A EMEL, na base das suas competências na área de fiscalização de estacionamento, irá colaborar com a CML no cumprimento do que for regulamentado para esta atividade com especial atenção às zonas de “tolerância zero”, contribuindo assim para libertar a cidade em zonas que hoje são alvo de enorme pressão ao nível da mobilidade. 

O mesmo se passa relativamente aos veículos comerciais. O existente regulamento de cargas/descargas deverá sofrer alterações?
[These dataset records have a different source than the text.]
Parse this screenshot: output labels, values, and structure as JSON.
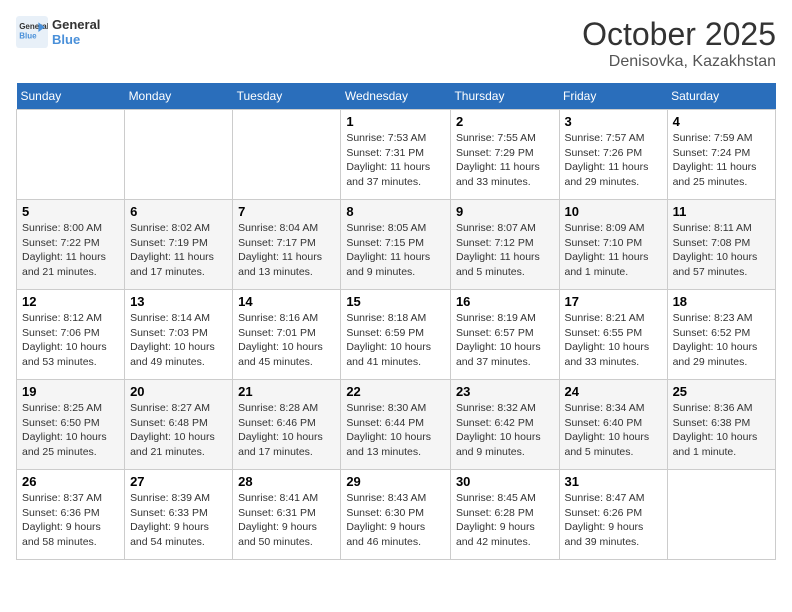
{
  "header": {
    "logo_line1": "General",
    "logo_line2": "Blue",
    "title": "October 2025",
    "subtitle": "Denisovka, Kazakhstan"
  },
  "days_of_week": [
    "Sunday",
    "Monday",
    "Tuesday",
    "Wednesday",
    "Thursday",
    "Friday",
    "Saturday"
  ],
  "weeks": [
    [
      {
        "day": "",
        "sunrise": "",
        "sunset": "",
        "daylight": ""
      },
      {
        "day": "",
        "sunrise": "",
        "sunset": "",
        "daylight": ""
      },
      {
        "day": "",
        "sunrise": "",
        "sunset": "",
        "daylight": ""
      },
      {
        "day": "1",
        "sunrise": "Sunrise: 7:53 AM",
        "sunset": "Sunset: 7:31 PM",
        "daylight": "Daylight: 11 hours and 37 minutes."
      },
      {
        "day": "2",
        "sunrise": "Sunrise: 7:55 AM",
        "sunset": "Sunset: 7:29 PM",
        "daylight": "Daylight: 11 hours and 33 minutes."
      },
      {
        "day": "3",
        "sunrise": "Sunrise: 7:57 AM",
        "sunset": "Sunset: 7:26 PM",
        "daylight": "Daylight: 11 hours and 29 minutes."
      },
      {
        "day": "4",
        "sunrise": "Sunrise: 7:59 AM",
        "sunset": "Sunset: 7:24 PM",
        "daylight": "Daylight: 11 hours and 25 minutes."
      }
    ],
    [
      {
        "day": "5",
        "sunrise": "Sunrise: 8:00 AM",
        "sunset": "Sunset: 7:22 PM",
        "daylight": "Daylight: 11 hours and 21 minutes."
      },
      {
        "day": "6",
        "sunrise": "Sunrise: 8:02 AM",
        "sunset": "Sunset: 7:19 PM",
        "daylight": "Daylight: 11 hours and 17 minutes."
      },
      {
        "day": "7",
        "sunrise": "Sunrise: 8:04 AM",
        "sunset": "Sunset: 7:17 PM",
        "daylight": "Daylight: 11 hours and 13 minutes."
      },
      {
        "day": "8",
        "sunrise": "Sunrise: 8:05 AM",
        "sunset": "Sunset: 7:15 PM",
        "daylight": "Daylight: 11 hours and 9 minutes."
      },
      {
        "day": "9",
        "sunrise": "Sunrise: 8:07 AM",
        "sunset": "Sunset: 7:12 PM",
        "daylight": "Daylight: 11 hours and 5 minutes."
      },
      {
        "day": "10",
        "sunrise": "Sunrise: 8:09 AM",
        "sunset": "Sunset: 7:10 PM",
        "daylight": "Daylight: 11 hours and 1 minute."
      },
      {
        "day": "11",
        "sunrise": "Sunrise: 8:11 AM",
        "sunset": "Sunset: 7:08 PM",
        "daylight": "Daylight: 10 hours and 57 minutes."
      }
    ],
    [
      {
        "day": "12",
        "sunrise": "Sunrise: 8:12 AM",
        "sunset": "Sunset: 7:06 PM",
        "daylight": "Daylight: 10 hours and 53 minutes."
      },
      {
        "day": "13",
        "sunrise": "Sunrise: 8:14 AM",
        "sunset": "Sunset: 7:03 PM",
        "daylight": "Daylight: 10 hours and 49 minutes."
      },
      {
        "day": "14",
        "sunrise": "Sunrise: 8:16 AM",
        "sunset": "Sunset: 7:01 PM",
        "daylight": "Daylight: 10 hours and 45 minutes."
      },
      {
        "day": "15",
        "sunrise": "Sunrise: 8:18 AM",
        "sunset": "Sunset: 6:59 PM",
        "daylight": "Daylight: 10 hours and 41 minutes."
      },
      {
        "day": "16",
        "sunrise": "Sunrise: 8:19 AM",
        "sunset": "Sunset: 6:57 PM",
        "daylight": "Daylight: 10 hours and 37 minutes."
      },
      {
        "day": "17",
        "sunrise": "Sunrise: 8:21 AM",
        "sunset": "Sunset: 6:55 PM",
        "daylight": "Daylight: 10 hours and 33 minutes."
      },
      {
        "day": "18",
        "sunrise": "Sunrise: 8:23 AM",
        "sunset": "Sunset: 6:52 PM",
        "daylight": "Daylight: 10 hours and 29 minutes."
      }
    ],
    [
      {
        "day": "19",
        "sunrise": "Sunrise: 8:25 AM",
        "sunset": "Sunset: 6:50 PM",
        "daylight": "Daylight: 10 hours and 25 minutes."
      },
      {
        "day": "20",
        "sunrise": "Sunrise: 8:27 AM",
        "sunset": "Sunset: 6:48 PM",
        "daylight": "Daylight: 10 hours and 21 minutes."
      },
      {
        "day": "21",
        "sunrise": "Sunrise: 8:28 AM",
        "sunset": "Sunset: 6:46 PM",
        "daylight": "Daylight: 10 hours and 17 minutes."
      },
      {
        "day": "22",
        "sunrise": "Sunrise: 8:30 AM",
        "sunset": "Sunset: 6:44 PM",
        "daylight": "Daylight: 10 hours and 13 minutes."
      },
      {
        "day": "23",
        "sunrise": "Sunrise: 8:32 AM",
        "sunset": "Sunset: 6:42 PM",
        "daylight": "Daylight: 10 hours and 9 minutes."
      },
      {
        "day": "24",
        "sunrise": "Sunrise: 8:34 AM",
        "sunset": "Sunset: 6:40 PM",
        "daylight": "Daylight: 10 hours and 5 minutes."
      },
      {
        "day": "25",
        "sunrise": "Sunrise: 8:36 AM",
        "sunset": "Sunset: 6:38 PM",
        "daylight": "Daylight: 10 hours and 1 minute."
      }
    ],
    [
      {
        "day": "26",
        "sunrise": "Sunrise: 8:37 AM",
        "sunset": "Sunset: 6:36 PM",
        "daylight": "Daylight: 9 hours and 58 minutes."
      },
      {
        "day": "27",
        "sunrise": "Sunrise: 8:39 AM",
        "sunset": "Sunset: 6:33 PM",
        "daylight": "Daylight: 9 hours and 54 minutes."
      },
      {
        "day": "28",
        "sunrise": "Sunrise: 8:41 AM",
        "sunset": "Sunset: 6:31 PM",
        "daylight": "Daylight: 9 hours and 50 minutes."
      },
      {
        "day": "29",
        "sunrise": "Sunrise: 8:43 AM",
        "sunset": "Sunset: 6:30 PM",
        "daylight": "Daylight: 9 hours and 46 minutes."
      },
      {
        "day": "30",
        "sunrise": "Sunrise: 8:45 AM",
        "sunset": "Sunset: 6:28 PM",
        "daylight": "Daylight: 9 hours and 42 minutes."
      },
      {
        "day": "31",
        "sunrise": "Sunrise: 8:47 AM",
        "sunset": "Sunset: 6:26 PM",
        "daylight": "Daylight: 9 hours and 39 minutes."
      },
      {
        "day": "",
        "sunrise": "",
        "sunset": "",
        "daylight": ""
      }
    ]
  ]
}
Os regulamentos existem e merecem sempre a melhoria pontual de alguns aspetos, pois nunca são perfeitos. A vida em sociedade altera-se, novos hábitos de consumo surgem e por esse motivo os regulamentos ficam sujeitos a constantes desatualizações. Mais importante do que um regulamento perfeito, será a existência de um processo de gestão de um sistema de estacionamento de cargas e descargas moderno, evoluído tecnologicamente, que permita de forma simples e eficaz a identificação de lugares para tal, bem como a possibilidade de um registo antecipado da reserva de lugar, contribuindo assim por um lado para o facilitar da vida dos operadores, que por vezes têm que dar voltas intermináveis ao quarteirão para efetuar uma entrega e, por outro, para uma redução significativa de congestionamentos de trânsito em segunda fila, permitindo melhor fluidez de tráfego.

Ao aumento da quilometragem da rede ciclável subsiste o problema de um dos eixos centrais da cidade (Av. Almirante Reis). Que papel terá a EMEL nesta matéria?

A configuração de todo o eixo encontra-se em revisão pela CML. Sobre esse tema, mais particularmente sobre a ciclovia, posso dizer que a EMEL está disponível para fazer parte da discussão para que se chegue à melhor solução possível.

Muito se tem falado da Mobilidade-como-um-Serviço (MaaS). Que projeto estuda a EMEL; em que oferta de serviços integrados de mobilidade, para fomentar o uso de modos de mobilidade sustentáveis, está a empresa a pensar?

A EMEL está a desenvolver uma solução de Mobilidade-como-um-Serviço (MaaS) para empresas. Será um MaaS corporativo, que irá oferecer serviços integrados de mobilidade. Este projeto está a ser desenvolvido pela nossa equipa de colaboradores no âmbito de um projeto financiado pela Comissão Europeia, o DeployEMDS.

O objetivo é permitir que as empresas possam disponibilizar estes serviços de mobilidade aos seus trabalhadores para deslocações casa-trabalho-casa ou para deslocações profissionais em Lisboa.

A solução está a ser desenvolvida em estreita colaboração com as empresas, para garantir que responde às suas reais necessidades e expectativas.

A EMEL acredita que a promoção da mobilidade sustentável e a redução do número de automóveis em circulação devem ser trabalhadas de forma concertada, até porque uma grande parte do tráfego rodoviário em Lisboa resulta das viagens casa-trabalho-casa e das deslocações profissionais.

Esta é, aliás, a razão que levou a EMEL a convidar as empresas, enquanto potenciais agentes ativos de mudança, a participar na criação de uma solução que promova a adoção de modos de transporte sustentáveis e alternativos ao carro.

No âmbito do PRR, em que principais projetos participa a EMEL, e que se pode esperar para a melhoria da mobilidade dos munícipes?

No âmbito do PRR, a EMEL participa no projeto “Bairro comercial digital de Alvalade”, encontrando-se a avaliar soluções tecnológicas que permitam a gestão e a fiscalização do estacionamento, incluindo bolsas de cargas e descargas, através da instalação de sensores de estacionamento e desenvolvimento de um sistema de verificação da ocupação e controlo dos tempos de paragem.